Other Republicans are also fully aware of this whole dynamic -- especially the donor class. There is a real push to get any Republican candidate to swear that if they don't catch fire in the polls very early on, then they will gracefully drop out -- early. Even before the first primary is held, perhaps. This may be the only way the rest of the candidates will have any chance of actually beating Trump for the nomination. It is little-remembered now, but Joe Biden's 2020 path to victory on Super Tuesday was prepared by two major Democratic candidates (Pete Buttigieg and Amy Klobuchar) officially giving up right before it happened and fully endorsing Biden. This was to counter the insurgency of the Bernie Sanders campaign, for those who have forgotten. Republicans are going to want the same sort of thing to happen in the GOP primaries this time around -- even if a whole bunch of them run, they all need to realize very early if they're not going to wind up in a one-on-one contest with Trump, and then gracefully bow out to clear that lane for a stronger candidate.

Donald Trump announced incredibly early in the campaign cycle, for a number of reasons (not least of which was his effort to shield himself from judicial proceedings). His original plan was to score a huge "red wave" victory in the midterms and then immediately consolidate the entire party behind him and freeze all the other wannabes out of the field. This did not work out as planned, obviously. The field is not frozen, although at least a few perhaps-viable challengers have decided to wait at least another four years before running -- so it did work to some extent, at least. But this leaves plenty of others who appear to already be unofficially campaigning (doing book tours, visiting Iowa and all the other early-voting states, convincing big donors behind the scenes, etc.), most of whom will eventually make their own formal campaign announcements.
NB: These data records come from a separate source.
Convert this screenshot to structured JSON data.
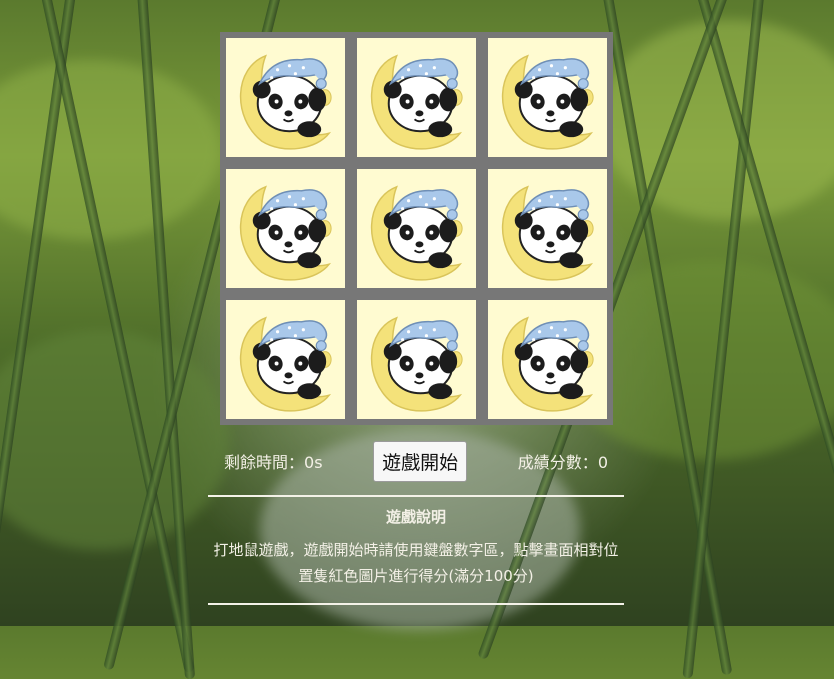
{
  "game": {
    "title": "遊戲說明",
    "timer_label": "剩餘時間：",
    "timer_value": "0s",
    "score_label": "成績分數：",
    "score_value": "0",
    "start_button": "遊戲開始",
    "instructions": "打地鼠遊戲，遊戲開始時請使用鍵盤數字區，點擊畫面相對位置隻紅色圖片進行得分(滿分100分)"
  },
  "board": {
    "cells": [
      {
        "icon": "panda-moon-icon"
      },
      {
        "icon": "panda-moon-icon"
      },
      {
        "icon": "panda-moon-icon"
      },
      {
        "icon": "panda-moon-icon"
      },
      {
        "icon": "panda-moon-icon"
      },
      {
        "icon": "panda-moon-icon"
      },
      {
        "icon": "panda-moon-icon"
      },
      {
        "icon": "panda-moon-icon"
      },
      {
        "icon": "panda-moon-icon"
      }
    ]
  },
  "colors": {
    "cell_background": "#fffbd1",
    "board_frame": "#777777",
    "moon": "#f4e27a",
    "nightcap": "#a9c8ea"
  }
}
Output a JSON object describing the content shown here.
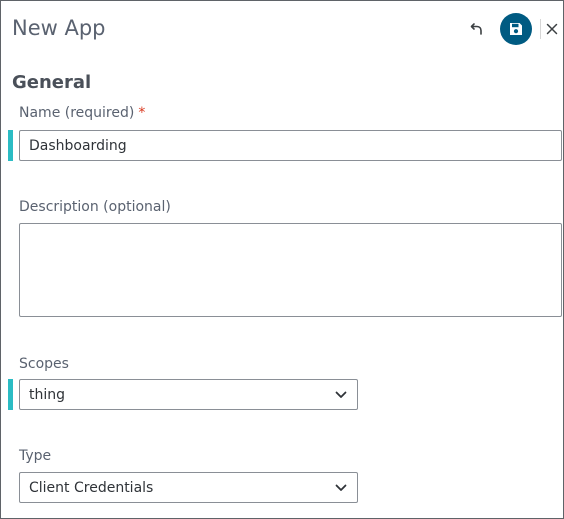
{
  "header": {
    "title": "New App",
    "actions": [
      {
        "name": "undo",
        "icon": "undo-icon"
      },
      {
        "name": "save",
        "icon": "save-icon"
      },
      {
        "name": "close",
        "icon": "close-icon"
      }
    ]
  },
  "section": {
    "title": "General"
  },
  "fields": {
    "name": {
      "label": "Name (required)",
      "required_marker": "*",
      "value": "Dashboarding"
    },
    "description": {
      "label": "Description (optional)",
      "value": ""
    },
    "scopes": {
      "label": "Scopes",
      "selected": "thing"
    },
    "type": {
      "label": "Type",
      "selected": "Client Credentials"
    }
  },
  "colors": {
    "accent_bar": "#2bbcc4",
    "save_button": "#005b82",
    "required": "#d9381e"
  }
}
Nikki Haley has now officially opened this door. Who will be the next to walk through it? It's anybody's guess, really. I'm going to take a longshot stab at guessing, and predict Larry Hogan (ex-governor of Maryland) will be the third Republican candidate to announce. But because there are so many of them to choose between, I realize I will probably wind up being wrong about that. As I said, it's really anybody's guess who's going to be next.